Professionnellement, elle s’impose comme une femme d’impact. Chargée des ressources humaines et du suivi-évaluation à l’Ong Afap durant cinq ans, elle œuvre pour la promotion de la femme rurale et la protection de l’enfant. A la mairie de Cotonou, elle pilote la mobilisation sociale sur un projet participatif d’aménagement financé par l’Union européenne. Depuis 2014, elle dirige son cabinet Ceds-Afrique, tout en assumant la responsabilité départementale de l’Institut National de la Femme dans le Plateau, où elle coordonne la lutte contre les violences faites aux femmes. Angélique Titilola Adégnika est méthodique, structurée, exigeante. Elle parle chiffres, diagnostics, indicateurs. Elle pense inclusion, participation, gouvernance locale. Sa trajectoire révèle une professionnelle de terrain devenue experte en ingénierie sociale.

Une militante constante, une leader en construction

Mais le portrait serait incomplet sans son engagement politique. Son éveil remonte à 1996, au cœur du mouvement estudiantin. Très tôt, elle apprend la mobilisation, l’argumentation, la discipline collective. Elle traverse les recompositions partisanes avec fidélité et cohérence, du Madep à l’Union fait la Nation, jusqu’à l’Union Progressiste le Renouveau, où elle milite aujourd’hui activement. A Kétou, elle n’est pas une silhouette de campagne. Elle est une actrice permanente. Dès 2003, au lancement de la décentralisation, elle contribue à l’élection du premier maire. Elle participe aux rencontres communales, départementales et nationales de son parti. Elle assume des responsabilités financières stratégiques, notamment comme trésorière adjointe lors des législatives de 2023 et trésorière du comité d’organisation de la Journée internationale de la femme 2025. Son leadership est pédagogique et rassembleur. Elle initie le forum « Femmes de Conviction », réseau structurant des militantes issues des six arrondissements de Kétou. Elle défend un féminisme pragmatique à travers formation, réseautage, accès aux responsabilités.

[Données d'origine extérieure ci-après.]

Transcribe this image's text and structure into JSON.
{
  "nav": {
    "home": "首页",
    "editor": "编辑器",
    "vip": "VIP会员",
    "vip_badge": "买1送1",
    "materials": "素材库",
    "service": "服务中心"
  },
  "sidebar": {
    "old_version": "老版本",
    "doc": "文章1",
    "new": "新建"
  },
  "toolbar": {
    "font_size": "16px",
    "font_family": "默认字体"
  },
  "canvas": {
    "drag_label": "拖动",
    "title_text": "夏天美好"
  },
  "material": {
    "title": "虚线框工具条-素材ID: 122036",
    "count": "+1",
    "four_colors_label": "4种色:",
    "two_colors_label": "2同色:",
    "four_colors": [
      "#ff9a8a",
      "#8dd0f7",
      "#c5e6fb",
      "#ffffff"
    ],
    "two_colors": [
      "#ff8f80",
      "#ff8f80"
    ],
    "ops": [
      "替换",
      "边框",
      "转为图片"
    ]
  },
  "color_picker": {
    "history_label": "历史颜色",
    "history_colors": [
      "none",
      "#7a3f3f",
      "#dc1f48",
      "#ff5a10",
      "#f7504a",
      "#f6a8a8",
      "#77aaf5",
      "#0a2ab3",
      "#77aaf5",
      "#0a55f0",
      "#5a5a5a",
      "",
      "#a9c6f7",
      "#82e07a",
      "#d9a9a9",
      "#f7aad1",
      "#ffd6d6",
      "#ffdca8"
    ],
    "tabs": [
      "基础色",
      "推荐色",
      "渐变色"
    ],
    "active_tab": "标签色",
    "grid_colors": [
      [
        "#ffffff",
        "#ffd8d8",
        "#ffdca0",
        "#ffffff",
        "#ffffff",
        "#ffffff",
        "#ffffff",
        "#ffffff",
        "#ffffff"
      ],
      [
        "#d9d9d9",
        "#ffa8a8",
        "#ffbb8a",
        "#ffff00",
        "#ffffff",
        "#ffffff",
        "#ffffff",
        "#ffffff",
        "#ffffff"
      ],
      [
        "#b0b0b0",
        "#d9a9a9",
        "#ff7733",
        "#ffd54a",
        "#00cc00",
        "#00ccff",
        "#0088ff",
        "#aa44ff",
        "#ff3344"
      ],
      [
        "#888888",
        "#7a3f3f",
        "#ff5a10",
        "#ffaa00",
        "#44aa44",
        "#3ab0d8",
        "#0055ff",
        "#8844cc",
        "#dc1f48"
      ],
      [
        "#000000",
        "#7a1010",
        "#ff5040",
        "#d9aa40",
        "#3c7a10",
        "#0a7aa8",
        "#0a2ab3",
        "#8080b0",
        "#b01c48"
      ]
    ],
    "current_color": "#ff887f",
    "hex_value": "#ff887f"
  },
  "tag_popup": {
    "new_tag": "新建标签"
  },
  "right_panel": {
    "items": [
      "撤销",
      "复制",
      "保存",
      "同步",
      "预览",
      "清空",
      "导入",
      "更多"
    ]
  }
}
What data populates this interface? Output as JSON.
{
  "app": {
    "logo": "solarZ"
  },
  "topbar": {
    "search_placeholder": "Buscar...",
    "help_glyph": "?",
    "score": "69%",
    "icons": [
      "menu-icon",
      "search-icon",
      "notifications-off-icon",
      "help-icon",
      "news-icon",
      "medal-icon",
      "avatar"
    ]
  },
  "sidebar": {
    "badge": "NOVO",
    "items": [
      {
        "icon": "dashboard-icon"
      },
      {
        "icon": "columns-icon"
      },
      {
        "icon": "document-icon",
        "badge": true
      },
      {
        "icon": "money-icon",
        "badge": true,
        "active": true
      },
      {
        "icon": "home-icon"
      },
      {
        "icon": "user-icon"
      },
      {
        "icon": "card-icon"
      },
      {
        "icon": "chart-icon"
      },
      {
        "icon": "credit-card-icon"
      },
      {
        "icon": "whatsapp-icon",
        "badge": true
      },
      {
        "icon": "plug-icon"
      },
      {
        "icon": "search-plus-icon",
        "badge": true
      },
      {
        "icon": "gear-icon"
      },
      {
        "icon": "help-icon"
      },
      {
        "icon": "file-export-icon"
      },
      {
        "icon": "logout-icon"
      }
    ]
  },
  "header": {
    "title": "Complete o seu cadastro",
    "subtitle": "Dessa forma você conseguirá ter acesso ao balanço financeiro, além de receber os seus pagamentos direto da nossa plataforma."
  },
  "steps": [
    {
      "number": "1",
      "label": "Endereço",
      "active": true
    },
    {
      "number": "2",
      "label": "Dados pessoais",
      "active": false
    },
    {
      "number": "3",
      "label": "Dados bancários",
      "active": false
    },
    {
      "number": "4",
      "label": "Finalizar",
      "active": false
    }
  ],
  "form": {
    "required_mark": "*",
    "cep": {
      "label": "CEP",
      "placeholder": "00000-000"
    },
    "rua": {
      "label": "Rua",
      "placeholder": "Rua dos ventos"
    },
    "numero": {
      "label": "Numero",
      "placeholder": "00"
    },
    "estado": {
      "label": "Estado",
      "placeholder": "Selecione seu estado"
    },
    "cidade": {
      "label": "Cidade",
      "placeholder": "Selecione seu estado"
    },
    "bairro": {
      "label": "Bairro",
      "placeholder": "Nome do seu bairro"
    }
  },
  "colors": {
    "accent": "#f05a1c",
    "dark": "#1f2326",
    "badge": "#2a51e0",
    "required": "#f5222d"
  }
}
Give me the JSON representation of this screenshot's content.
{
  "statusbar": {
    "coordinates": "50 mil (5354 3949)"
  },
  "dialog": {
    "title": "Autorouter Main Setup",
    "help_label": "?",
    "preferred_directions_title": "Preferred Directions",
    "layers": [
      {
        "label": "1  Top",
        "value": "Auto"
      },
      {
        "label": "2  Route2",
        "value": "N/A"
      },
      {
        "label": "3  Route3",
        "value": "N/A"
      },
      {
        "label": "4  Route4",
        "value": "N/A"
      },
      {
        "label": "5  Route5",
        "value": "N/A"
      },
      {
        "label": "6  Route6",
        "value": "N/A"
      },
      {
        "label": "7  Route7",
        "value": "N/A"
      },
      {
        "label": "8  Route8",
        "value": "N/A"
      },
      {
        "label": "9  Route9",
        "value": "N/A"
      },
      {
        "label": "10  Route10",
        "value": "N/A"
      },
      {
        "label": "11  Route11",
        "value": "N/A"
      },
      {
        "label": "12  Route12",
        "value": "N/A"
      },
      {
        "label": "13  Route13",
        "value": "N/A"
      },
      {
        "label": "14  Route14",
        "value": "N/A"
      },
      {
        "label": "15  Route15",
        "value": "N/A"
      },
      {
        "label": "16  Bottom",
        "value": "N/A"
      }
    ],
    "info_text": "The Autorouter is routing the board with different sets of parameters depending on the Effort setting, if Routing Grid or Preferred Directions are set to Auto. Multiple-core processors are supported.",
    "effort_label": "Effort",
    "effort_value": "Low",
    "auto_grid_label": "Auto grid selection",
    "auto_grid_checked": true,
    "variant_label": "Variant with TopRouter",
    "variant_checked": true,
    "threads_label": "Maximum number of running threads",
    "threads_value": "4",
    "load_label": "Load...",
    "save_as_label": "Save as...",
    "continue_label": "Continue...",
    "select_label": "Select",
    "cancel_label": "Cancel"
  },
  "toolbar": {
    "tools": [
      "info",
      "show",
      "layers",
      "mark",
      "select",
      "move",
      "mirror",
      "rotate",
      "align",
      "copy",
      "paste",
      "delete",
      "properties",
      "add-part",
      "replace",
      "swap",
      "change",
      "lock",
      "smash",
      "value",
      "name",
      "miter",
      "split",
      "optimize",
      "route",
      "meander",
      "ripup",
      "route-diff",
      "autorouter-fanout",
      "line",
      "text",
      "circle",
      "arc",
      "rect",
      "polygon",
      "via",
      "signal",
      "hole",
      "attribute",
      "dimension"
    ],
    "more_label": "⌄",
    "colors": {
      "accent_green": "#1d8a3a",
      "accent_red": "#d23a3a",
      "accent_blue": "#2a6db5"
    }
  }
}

Bénéficiaire du programme Empowering Women in Politics, elle renforce ses capacités en stratégie électorale et gouvernance locale avant les municipales de janvier 2026, qui la consacrent conseillère communale puis maire.

Figure de transition intergénérationnelle

La maire de Kétou Angélique Titilola Adégnika est décrite comme accessible, posée, ferme dans la décision. Elle cultive la proximité avec les femmes et les jeunes, deux forces vives qu’elle considère comme les leviers du développement communal. Beaucoup voient en elle une figure de transition intergénérationnelle, capable de conjuguer mémoire et modernité. Sa prise de fonction ne relève pas du hasard. Elle est l’aboutissement d’un itinéraire discipliné. Une femme de dossiers devenue femme d’institution. Une militante de conviction devenue autorité municipale. Et à l’hôtel de ville de Kétou, Angélique Titilola Adégnika incarne désormais une ambition d’inscrire la commune dans une gouvernance inclusive, structurée et orientée vers les résultats. Sa méthode est connue de tous. C’est d’écouter, de planifier et d’agir. Sa signature pourrait être celle de la rigueur, de la loyauté et de l’efficacité. Et la ville de Kétou entre dans une ère nouvelle. Son maire entend la conduire avec la sérénité des bâtisseurs.